After My Alpha Chose Her, I Found the Lycan Prince
Chapter 4
The announcement came at dusk.
A pack run—official, ceremonial, meant to welcome the members who'd returned to Moonveil in recent weeks. Everyone knew what that meant. Everyone knew who it was really for.
I stood near the tree line with the other Omegas, already dressed in the lightweight training clothes I'd worn for every run since I was sixteen. Around me, the pack gathered in loose clusters, rank sorting itself without anyone saying a word. That's how it always worked. Alphas and Betas at the front. Warriors behind them. And then the rest of us, fading back into the rear like an afterthought.
I was fine with that. I'd always been fine with that.
Bianca wasn't.
'The Omegas will take rear guard tonight.' Her voice carried across the clearing with the practiced ease of someone who had spent years learning how to sound like an authority she didn't technically hold. Her eyes found mine immediately. 'Including the newer additions. We wouldn't want anyone slowing down the front line.'
A few wolves shifted. Someone near me exhaled quietly.
I kept my face still. Rear guard meant the youngest pups and the weakest members. It meant being managed. It meant being reminded, in front of everyone, exactly where I stood.

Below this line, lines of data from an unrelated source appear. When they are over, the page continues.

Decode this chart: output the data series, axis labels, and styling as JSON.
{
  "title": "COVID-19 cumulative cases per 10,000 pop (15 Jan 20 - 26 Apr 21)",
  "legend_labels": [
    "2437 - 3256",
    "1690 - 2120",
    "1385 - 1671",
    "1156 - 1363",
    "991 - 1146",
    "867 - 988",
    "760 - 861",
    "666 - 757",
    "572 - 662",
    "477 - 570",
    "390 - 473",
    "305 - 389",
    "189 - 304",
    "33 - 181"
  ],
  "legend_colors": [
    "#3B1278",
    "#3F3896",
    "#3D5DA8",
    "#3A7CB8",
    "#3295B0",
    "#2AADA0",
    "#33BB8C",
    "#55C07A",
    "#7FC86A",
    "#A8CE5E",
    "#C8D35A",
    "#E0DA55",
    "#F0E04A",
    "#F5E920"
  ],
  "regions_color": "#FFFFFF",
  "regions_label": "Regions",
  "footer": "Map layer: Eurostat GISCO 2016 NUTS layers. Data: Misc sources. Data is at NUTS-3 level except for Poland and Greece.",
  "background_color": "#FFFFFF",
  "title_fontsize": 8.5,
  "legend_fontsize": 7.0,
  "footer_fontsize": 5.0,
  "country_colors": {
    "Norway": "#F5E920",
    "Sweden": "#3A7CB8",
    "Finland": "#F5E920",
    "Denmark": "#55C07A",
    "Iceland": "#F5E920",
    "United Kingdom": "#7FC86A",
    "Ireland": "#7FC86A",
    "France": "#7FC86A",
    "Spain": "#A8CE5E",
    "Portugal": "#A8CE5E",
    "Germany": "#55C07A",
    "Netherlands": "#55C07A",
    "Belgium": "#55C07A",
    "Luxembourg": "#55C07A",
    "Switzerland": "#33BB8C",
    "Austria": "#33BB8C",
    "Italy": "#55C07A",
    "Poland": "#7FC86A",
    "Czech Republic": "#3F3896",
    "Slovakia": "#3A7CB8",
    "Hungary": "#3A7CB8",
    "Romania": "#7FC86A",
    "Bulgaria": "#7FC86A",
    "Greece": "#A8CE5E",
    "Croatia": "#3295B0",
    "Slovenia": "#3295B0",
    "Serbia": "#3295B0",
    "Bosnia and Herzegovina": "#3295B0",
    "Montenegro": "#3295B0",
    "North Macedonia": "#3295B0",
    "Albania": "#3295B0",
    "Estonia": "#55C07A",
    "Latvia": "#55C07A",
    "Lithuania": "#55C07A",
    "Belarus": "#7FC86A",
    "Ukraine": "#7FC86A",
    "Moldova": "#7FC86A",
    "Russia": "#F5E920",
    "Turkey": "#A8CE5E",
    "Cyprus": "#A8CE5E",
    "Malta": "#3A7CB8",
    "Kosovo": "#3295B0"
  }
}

Collin said nothing. He stood at the head of the group with that cool, unreadable expression I'd spent years trying to decode, and he said nothing.
I was already turning toward the back when I heard it.
'Lia.' Cyrus's voice. Unhurried. Calm. Carrying just enough weight to make the clearing go quiet. 'You're with me.'
I stopped.
He was standing at the front of the group—the Lycan position, ahead of even the Alpha line—and he was looking at me with that steady amber gaze, one hand extended slightly as if the invitation were the most natural thing in the world.
Bianca's smile didn't move, but something behind her eyes did.
Collin's jaw tightened.
I walked to the front. My heart was hammering, but my steps were even. I didn't look at Bianca. I didn't look at Collin. I looked at Cyrus, and he gave me a single nod, and then we ran.
---
Lycans run differently than wolves. I'd heard that before, but I'd never felt it until tonight.
The pace was relentless—long, ground-eating strides that ate up the forest floor like it was nothing. Within the first mile, my lungs were burning. By the second, my legs had started to argue with me in earnest.
I didn't fall back. I refused to fall back. But I was struggling, and Cyrus knew it.
He slowed.
Not dramatically. Not with any announcement. He simply adjusted, his long stride shortening until it matched mine, his breathing easy beside me while I worked to keep up.
'You're fighting your own rhythm,' he said, not looking at me, his eyes on the path ahead. 'Stop trying to match mine. Find yours.'
'I'm fine,' I managed.
'I know you are.' A pause. 'Find your rhythm anyway.'
I stopped fighting it. I let my stride settle into something that was actually mine, and somewhere around the third mile, the burning in my lungs eased. The trees blurred past us in the dark, silver-edged with moonlight, and for a few minutes I forgot about Bianca and Collin and everything I'd left behind in that laundry room.
I just ran.
At some point I became aware that we were moving in sync—not because I was matching him, but because he was matching me. Our footfalls landing together in the dark. It was such a small thing. It felt enormous.
From somewhere behind us, I caught the sharp, clean scent of Collin's anger. I didn't turn around.
---
The fever hit me like a wall two hours after we returned.
One moment I was sitting on the edge of my bed in Cyrus's wing, unlacing my trainers. The next, the room tilted. I pressed my palm flat against the mattress and waited for it to stop, but it didn't stop. My skin felt like it was radiating heat from somewhere deep inside, and Muffin was already at my feet, whining softly.
'I know, girl,' I whispered. 'I know.'
I don't remember lying down. I remember the ceiling, and the warm glow of the hallway light under the door, and thinking distantly that Cyrus had left the lights on again.
At some point I heard Derek Shaw's voice in the corridor, low and careful. 'She's running a high fever. Someone should—'
Then Bianca's voice, smooth and immediate, cutting across his. 'Collin, the Northern Pack delegation is expecting an answer tonight. This can't wait.'
A silence.
Then footsteps, walking away.
I closed my eyes. The ceiling swam. Muffin pressed her warm body against my legs and didn't move.
Somewhere outside, the pack house settled into quiet, and I lay there in the dark with a fever climbing steadily higher, wondering if I'd imagined the sound of someone else's footsteps—slower, deliberate—stopping just outside my door.